Package 'effsize'

Title: Efficient Effect Size Computation
Description: A collection of functions to compute the standardized effect sizes for experiments (Cohen d, Hedges g, Cliff delta, Vargha-Delaney A). The computation algorithms have been optimized to allow efficient computation even with very large data sets.
Authors: Marco Torchiano [aut, cre]
Maintainer: Marco Torchiano <[email protected]>
License: GPL-2
Version: 0.8.0
Built: 2025-02-24 05:03:12 UTC
Source: https://github.com/mtorchiano/effsize

Help Index


Efficient Effect Size Computation

Description

This packages contains functions to compute effect sizes both based on means difference (Cohen's d and Hedges g), dominance matrices (Cliff's Delta) and stochastic superiority (Vargha-Delaney A).

The computation (especially for Cliff's Delta) is carried on with higly efficient algorithms.

Details

The main functions are:

cliff.delta.

cohen.d.

VD.A.

Change history

0.3.1

Fixed a bug in cohen.d when PAIRED=TRUE, now the PAIRED parameter has no effect, it is left just for compatibility. In a future code clean-up it may be removed

0.4

Implemented a new algorithm with improved memory and time complexity. In particular new time complexity is T = O(n1*log(n2)) vs. the previous T = O(n1*n2), and new memory complexity M = O( n1 + n2 ) vs. the previous M = O( n1 * n2).

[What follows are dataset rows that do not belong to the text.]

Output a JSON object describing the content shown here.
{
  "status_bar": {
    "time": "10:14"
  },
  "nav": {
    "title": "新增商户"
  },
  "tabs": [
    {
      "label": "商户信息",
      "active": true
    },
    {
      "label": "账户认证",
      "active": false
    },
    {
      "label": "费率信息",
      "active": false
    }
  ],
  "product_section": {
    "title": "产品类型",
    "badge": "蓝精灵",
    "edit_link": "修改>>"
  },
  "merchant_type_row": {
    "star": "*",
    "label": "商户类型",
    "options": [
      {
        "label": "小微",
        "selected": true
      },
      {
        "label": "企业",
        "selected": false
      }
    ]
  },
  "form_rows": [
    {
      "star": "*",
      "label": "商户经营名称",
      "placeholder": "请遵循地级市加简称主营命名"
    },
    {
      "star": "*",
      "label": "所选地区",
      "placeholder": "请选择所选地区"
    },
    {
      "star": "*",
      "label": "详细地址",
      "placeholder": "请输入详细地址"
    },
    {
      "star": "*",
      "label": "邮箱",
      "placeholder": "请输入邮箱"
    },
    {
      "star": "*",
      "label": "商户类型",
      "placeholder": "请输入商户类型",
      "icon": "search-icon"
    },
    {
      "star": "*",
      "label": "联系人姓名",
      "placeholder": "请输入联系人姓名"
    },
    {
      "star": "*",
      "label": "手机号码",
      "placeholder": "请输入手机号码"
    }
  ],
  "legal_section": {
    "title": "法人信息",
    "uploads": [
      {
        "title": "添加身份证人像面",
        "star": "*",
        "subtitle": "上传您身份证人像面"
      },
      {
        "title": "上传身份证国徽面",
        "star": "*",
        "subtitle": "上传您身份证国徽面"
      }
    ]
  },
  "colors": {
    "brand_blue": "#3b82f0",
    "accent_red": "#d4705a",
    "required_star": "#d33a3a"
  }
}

In practice now the computation becomes feasible in a "reasonable" time.

0.4.1

Code clean-up and optimization using vectorized binary partioning.

0.5

Added Vargha and Delaney A and fixed minor bugs with Cohen.d.

0.5.1

Modified the Vargha and Delaney A computation to minimize accuracy errors.

0.5.2

Fixed bug in cliff.delta.

0.5.3

Fixed bug in cohen.d.formula.

0.5.4

Fixed minor issue detected by check.

0.5.5

Changed the effsize field magnitude to a factor value.

0.6.0

Implemented paired computation and CI computation with non-central t-distributions for cohen.d.

0.6.1

Added ability to specify factor vector and data vector for 'cliff.delta' function (thanks to Joses W. Ho).

0.6.2

na.rm in cohen.d removes all incomplete pairs when paired.

0.6.3

fixed bug in cohen.d when na.rm=TRUE, minor changes in the documentation (thanks to P.Thomas)

0.6.4

Fixed a bug related to pairedcohen.d with NAs. Minor documentation changes

0.7.0

Refactored tests using testthat package. Fixed a bug in cliff.delta returning inconsistent results when the dominance matrix is returned. Fixed issue concerning CI. Fixed bug in cohen.d when using noncentral parameter for negative effect sizes.

0.7.1

Fixed minor bugs in cliff.delta and cohen.d

0.7.2

Fixed bugs in cohen.d, order of factors is now observed and CI are computed correctly

0.7.3

Fixed bugs in cohen.d, possible endless loop, cleaned code

0.7.4

Fixed bugs in cliff.delta when values are factors

0.7.5

Fixed bugs in cohen.d for paired data

0.7.6

Fixed bugs in cohen.d for CI of paired data

0.7.7

Fixed bugs in cohen.d for non-pooled SD, plus a few pull requests on documentation

0.7.8

Fixed bug in cohen.d wrong correct type check

0.7.9

Fixed tests to be compatible with upcoming R 4.0, that sets stringsAsFactors to FALSE by default

0.8.0

Added non-central CI estimation for single sample cohen.d, fixed a bug related to order of data and added a subject parameter for paired cohen.d

Author(s)

Marco Torchiano http://softeng.polito.it/torchiano/


Cliff's Delta effect size for ordinal variables

Description

Computes the Cliff's Delta effect size for ordinal variables with the related confidence interval using efficient algorithms.

Usage

cliff.delta(d, ... )

## S3 method for class 'formula'
cliff.delta(formula, data=list() ,conf.level=.95, 
                                use.unbiased=TRUE, use.normal=FALSE, 
                                return.dm=FALSE, ...)

## Default S3 method:
cliff.delta(d, f, conf.level=.95, 
                         use.unbiased=TRUE, use.normal=FALSE, 
                         return.dm=FALSE, ...)

Arguments

d

a numeric vector giving either the data values (if f is a factor) or the treatment group values (if f is a numeric vector)

f

either a factor with two levels or a numeric vector of values (see Detials)

conf.level

confidence level of the confidence interval

use.unbiased

a logical indicating whether to compute the delta's variance using the "unbiased" estimate formula or the "consistent" estimate

use.normal

logical indicating whether to use the normal or Student-t distribution for the confidence interval estimation

return.dm

logical indicating whether to return the dominance matrix. Warning: the explicit computation of the dominance uses a sub-optimal algorithm both in terms of memory and time

formula

a formula of the form y ~ f, where y is a numeric variable giving the data values and f a factor with two levels giving the corresponding group

data

an optional matrix or data frame containing the variables in the formula formula. By default the variables are taken from environment(formula).

...

further arguments to be passed to or from methods.

Details

Uses the original formula reported in (Cliff 1996).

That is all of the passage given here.